It was discovered along a beach in West Australia.
A new record has been set for the longest time that a message in a bottle has remained unread. Just recently, a family discovered a 132-year-old message in a bottle while they were taking a walk along a beach in Australia, around 180 kilometers (111 miles) north of Perth.
It was discovered that a German sailor tossed the message in a bottle overboard in the middle of the Indian Ocean on June 12, 1886. Before this, the oldest message in a bottle recorded was 108 years old. It was a capsule that was lost in the North Sea before it was found in Germany.

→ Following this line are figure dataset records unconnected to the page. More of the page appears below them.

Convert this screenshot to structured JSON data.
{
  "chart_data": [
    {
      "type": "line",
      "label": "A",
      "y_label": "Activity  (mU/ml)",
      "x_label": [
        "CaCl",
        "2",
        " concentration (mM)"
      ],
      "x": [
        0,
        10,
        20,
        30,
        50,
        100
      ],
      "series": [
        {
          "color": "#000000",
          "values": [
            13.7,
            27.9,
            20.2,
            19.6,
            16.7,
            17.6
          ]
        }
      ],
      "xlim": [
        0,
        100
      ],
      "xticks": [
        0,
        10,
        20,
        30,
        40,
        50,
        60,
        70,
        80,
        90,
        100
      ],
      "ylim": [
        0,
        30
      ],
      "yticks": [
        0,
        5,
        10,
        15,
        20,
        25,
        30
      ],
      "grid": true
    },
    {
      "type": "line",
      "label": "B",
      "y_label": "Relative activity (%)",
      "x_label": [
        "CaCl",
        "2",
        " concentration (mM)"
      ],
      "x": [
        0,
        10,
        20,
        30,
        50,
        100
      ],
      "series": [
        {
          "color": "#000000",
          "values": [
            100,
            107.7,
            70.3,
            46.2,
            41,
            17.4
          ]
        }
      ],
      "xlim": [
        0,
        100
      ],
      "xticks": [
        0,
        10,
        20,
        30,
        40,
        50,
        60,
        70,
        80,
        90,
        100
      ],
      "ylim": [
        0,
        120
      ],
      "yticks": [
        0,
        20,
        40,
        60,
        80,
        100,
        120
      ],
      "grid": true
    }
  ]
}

Tonya Illman, who found the bottle, said in a statement:
“My friend Grace Ricciardo and I were walking across the dunes when I saw something sticking out of the sand so I went to take a closer look.

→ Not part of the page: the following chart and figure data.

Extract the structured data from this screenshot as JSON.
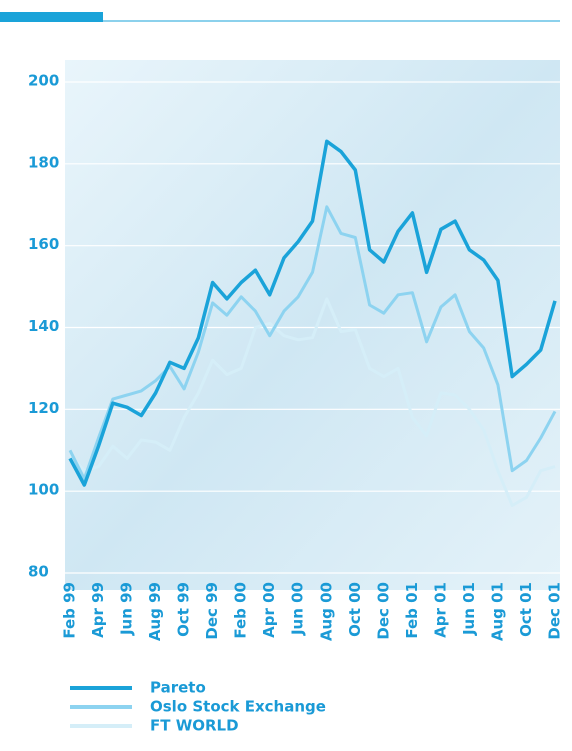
{
  "chart_data": {
    "type": "line",
    "categories": [
      "Feb 99",
      null,
      "Apr 99",
      null,
      "Jun 99",
      null,
      "Aug 99",
      null,
      "Oct 99",
      null,
      "Dec 99",
      null,
      "Feb 00",
      null,
      "Apr 00",
      null,
      "Jun 00",
      null,
      "Aug 00",
      null,
      "Oct 00",
      null,
      "Dec 00",
      null,
      "Feb 01",
      null,
      "Apr 01",
      null,
      "Jun 01",
      null,
      "Aug 01",
      null,
      "Oct 01",
      null,
      "Dec 01"
    ],
    "series": [
      {
        "name": "Pareto",
        "color": "#1aa3d9",
        "values": [
          108,
          101.5,
          111,
          121.5,
          120.5,
          118.5,
          124,
          131.5,
          130,
          137.5,
          151,
          147,
          151,
          154,
          148,
          157,
          161,
          166,
          185.5,
          183,
          178.5,
          159,
          156,
          163.5,
          168,
          153.5,
          164,
          166,
          159,
          156.5,
          151.5,
          128,
          131,
          134.5,
          146.5
        ]
      },
      {
        "name": "Oslo Stock Exchange",
        "color": "#8dd3f0",
        "values": [
          110,
          103,
          113,
          122.5,
          123.5,
          124.5,
          127,
          130.5,
          125,
          134,
          146,
          143,
          147.5,
          144,
          138,
          144,
          147.5,
          153.5,
          169.5,
          163,
          162,
          145.5,
          143.5,
          148,
          148.5,
          136.5,
          145,
          148,
          139,
          135,
          126,
          105,
          107.5,
          113,
          119.5
        ]
      },
      {
        "name": "FT  WORLD",
        "color": "#d5eef8",
        "values": [
          109,
          105,
          106,
          111,
          108,
          112.5,
          112,
          110,
          118,
          124,
          132,
          128.5,
          130,
          140,
          141,
          138,
          137,
          137.5,
          147,
          139,
          139.5,
          130,
          128,
          130,
          118,
          113.5,
          124,
          123.5,
          120,
          115,
          105,
          96.5,
          98.5,
          105,
          106
        ]
      }
    ],
    "ylim": [
      80,
      200
    ],
    "yticks": [
      80,
      100,
      120,
      140,
      160,
      180,
      200
    ],
    "grid": true
  }
}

“It just looked like a lovely old bottle so I picked it up thinking it might look good in my bookcase. My son’s girlfriend was the one who discovered the note when she went to tip the sand out. The note was damp, rolled tightly and wrapped with string. We took it home and dried it out, and when we opened it we saw it was a printed form, in German, with very faint German handwriting on it.”
The bottle contained a rolled-up note in German and was dated June 12, 1886. The note stated the coordinates of where the bottled was tossed – around 950 kilometers (590 miles) from the coast in the Indian Ocean.
It also said that the sailor was onboard a German ship called Paula, which was part of an oceanographic exploration to study ocean currents and find faster shipping routes.
According to the Australian Museum’s report, the bottle appears to be a real late-19th-century Dutch gin bottle. There’s also a solid written proof of the bottle’s journey. Dr. Ross Anderson, Assistant Curator of Maritime Archaeology at the WA Museum, said:
“Extraordinary finds need extraordinary evidence to support them. Incredibly, an archival search in Germany found Paula’s original Meteorological Journal and there was an entry for June 12, 1886, made by the captain, recording a drift bottle having been thrown overboard. The date and the coordinates correspond exactly with those on the bottle message.”
Researchers at the WA Museum believe the bottle reached Australia a year after it was tossed. But it got covered in damp sand and was not unearthed until many years later.